Lawyers Tran Manh Tung and Nguyen Ngoc Hung filed the case against Apple Vietnam Co. Ltd. with the Ho Chi Minh City People’s Court on January 12 on behalf of some 3,500 local iPhone owners.
“We are waiting to see if the court will require us to submit any additional documents in order to officially launch the lawsuit,” Tran Manh Hung, has confirmed to Tuoi Tre (Youth) newspaper.
|The Apple iPhone 6S and 6S Plus are displayed during an Apple media event in San Francisco, California, September 9, 2015. Photo: Reuters
Both Tung and Hung work for the Ket Noi law office under the Hanoi Bar Association.
The 600-page case file accuses Apple of using a software update to deliberately slow the iPhone 6, iPhone 6 Plus, iPhone 6s, iPhone 7, iPhone 7 Plus, and iPhone SE without notifying users beforehand.
The lawyers demand that Apple provide a fix for the issue, compensate the affected users, and prevent software updates and upgrades from causing damage to iPhone products distributed in Vietnam.
Both attorneys say they hope the lawsuit can serve as a mechanism to raise awareness that the rights and interests of Vietnamese consumers are under attack.
“This is why we demand that Apple take responsibility for Vietnamese consumers [of its products] rather than only those who have joined our class-action lawsuit,” Tung explained.
Apple confirmed in mid-December that it purposely slowed down some older iPhone models through a software update which it claims was meant to “smooth out the instantaneous peaks only when needed to prevent the [devices] from unexpectedly shutting down.”
|A man holds an iPhone 6 and iPhone 6 Plus at a store in Ho Chi Minh City.
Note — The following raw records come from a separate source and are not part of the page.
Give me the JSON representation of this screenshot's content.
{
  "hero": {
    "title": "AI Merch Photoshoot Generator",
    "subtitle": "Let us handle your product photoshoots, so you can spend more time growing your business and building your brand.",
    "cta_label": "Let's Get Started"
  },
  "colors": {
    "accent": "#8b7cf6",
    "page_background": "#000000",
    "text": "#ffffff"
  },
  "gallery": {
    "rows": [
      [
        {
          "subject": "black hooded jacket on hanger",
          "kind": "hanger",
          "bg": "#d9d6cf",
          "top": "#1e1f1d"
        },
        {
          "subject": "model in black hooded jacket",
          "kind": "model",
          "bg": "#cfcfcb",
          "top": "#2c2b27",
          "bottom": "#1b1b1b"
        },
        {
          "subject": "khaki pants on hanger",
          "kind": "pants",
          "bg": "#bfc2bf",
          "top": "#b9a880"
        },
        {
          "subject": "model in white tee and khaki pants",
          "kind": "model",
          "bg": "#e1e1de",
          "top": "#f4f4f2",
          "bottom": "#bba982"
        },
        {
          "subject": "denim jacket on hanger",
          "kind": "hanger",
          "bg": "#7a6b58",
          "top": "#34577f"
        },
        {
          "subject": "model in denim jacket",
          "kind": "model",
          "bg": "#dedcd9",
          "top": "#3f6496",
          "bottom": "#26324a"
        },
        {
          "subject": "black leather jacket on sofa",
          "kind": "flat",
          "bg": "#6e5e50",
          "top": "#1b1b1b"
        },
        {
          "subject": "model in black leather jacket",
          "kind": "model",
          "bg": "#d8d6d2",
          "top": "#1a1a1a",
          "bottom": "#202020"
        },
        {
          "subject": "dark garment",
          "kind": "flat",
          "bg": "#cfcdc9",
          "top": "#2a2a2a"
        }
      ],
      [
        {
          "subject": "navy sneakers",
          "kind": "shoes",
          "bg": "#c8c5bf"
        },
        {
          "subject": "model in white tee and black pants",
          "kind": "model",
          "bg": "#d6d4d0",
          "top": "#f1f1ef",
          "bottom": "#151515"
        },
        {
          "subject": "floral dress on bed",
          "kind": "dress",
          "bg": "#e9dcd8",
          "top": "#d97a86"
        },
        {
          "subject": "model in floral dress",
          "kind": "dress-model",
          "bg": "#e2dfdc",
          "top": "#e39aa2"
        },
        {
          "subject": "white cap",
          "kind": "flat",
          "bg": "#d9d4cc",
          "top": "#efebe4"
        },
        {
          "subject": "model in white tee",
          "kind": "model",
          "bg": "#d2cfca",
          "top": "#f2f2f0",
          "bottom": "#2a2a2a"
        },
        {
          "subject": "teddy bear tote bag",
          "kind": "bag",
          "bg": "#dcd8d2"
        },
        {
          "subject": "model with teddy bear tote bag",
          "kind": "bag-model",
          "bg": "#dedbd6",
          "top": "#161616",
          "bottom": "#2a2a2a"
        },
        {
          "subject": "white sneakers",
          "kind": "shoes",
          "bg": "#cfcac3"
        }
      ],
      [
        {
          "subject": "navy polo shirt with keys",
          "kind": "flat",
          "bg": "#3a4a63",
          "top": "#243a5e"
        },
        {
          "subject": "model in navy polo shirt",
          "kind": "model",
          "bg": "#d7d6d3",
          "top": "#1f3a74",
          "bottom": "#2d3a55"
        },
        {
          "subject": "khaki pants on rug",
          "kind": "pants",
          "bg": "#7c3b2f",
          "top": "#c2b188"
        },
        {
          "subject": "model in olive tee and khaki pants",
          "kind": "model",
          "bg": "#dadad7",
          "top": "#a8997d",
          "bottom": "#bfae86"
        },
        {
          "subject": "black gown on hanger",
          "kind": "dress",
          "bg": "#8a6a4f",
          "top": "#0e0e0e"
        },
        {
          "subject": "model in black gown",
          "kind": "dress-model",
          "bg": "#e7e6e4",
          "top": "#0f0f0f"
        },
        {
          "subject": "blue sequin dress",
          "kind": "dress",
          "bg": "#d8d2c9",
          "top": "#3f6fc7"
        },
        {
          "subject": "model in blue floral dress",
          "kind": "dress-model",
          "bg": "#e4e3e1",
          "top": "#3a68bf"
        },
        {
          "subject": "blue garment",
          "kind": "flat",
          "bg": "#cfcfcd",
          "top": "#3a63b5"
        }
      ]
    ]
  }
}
The smartphone maker cited lithium-ion batteries, the power source in iPhones, as the reason for the persistent issues.
“[Lithium-ion batteries] become less capable of supplying peak current demands when in cold conditions, have a low battery charge, or as they age over time, which can result in the [devices] unexpectedly shutting down to protect [their] electronic components,” Apple said, claiming that the software update was meant to prevent the issue.
As iPhone users in some countries began to file lawsuits against Apple after the confession, the company issued an official apology later that month and offered to correct the mistake with a battery-replacement program.
From January 2018 until the end of the year, anyone who owns an iPhone 6 or newer model can purchase a phone-battery replacement for just US$29, instead of the normal price of $79.
Apple made up only 9.2% of the Vietnamese smartphone market in 2017 in terms of sales, but its revenue accounted for approximately 24.1%, considering that the iPhone is considered a high-end product.
The company’s latest smartphones, the iPhone 8 and iPhone X, now start at VND21 million (US$925) and a whopping VND30 million (US$1,320), respectively, in Vietnam.
Despite the price tag, Tung says users in Vietnam receive little after-sales technical support from Apple.
“Apple is to blame for this and should have offered to replace battery for affected users free-of-charge, instead of only doing so at a discounted price,” he added.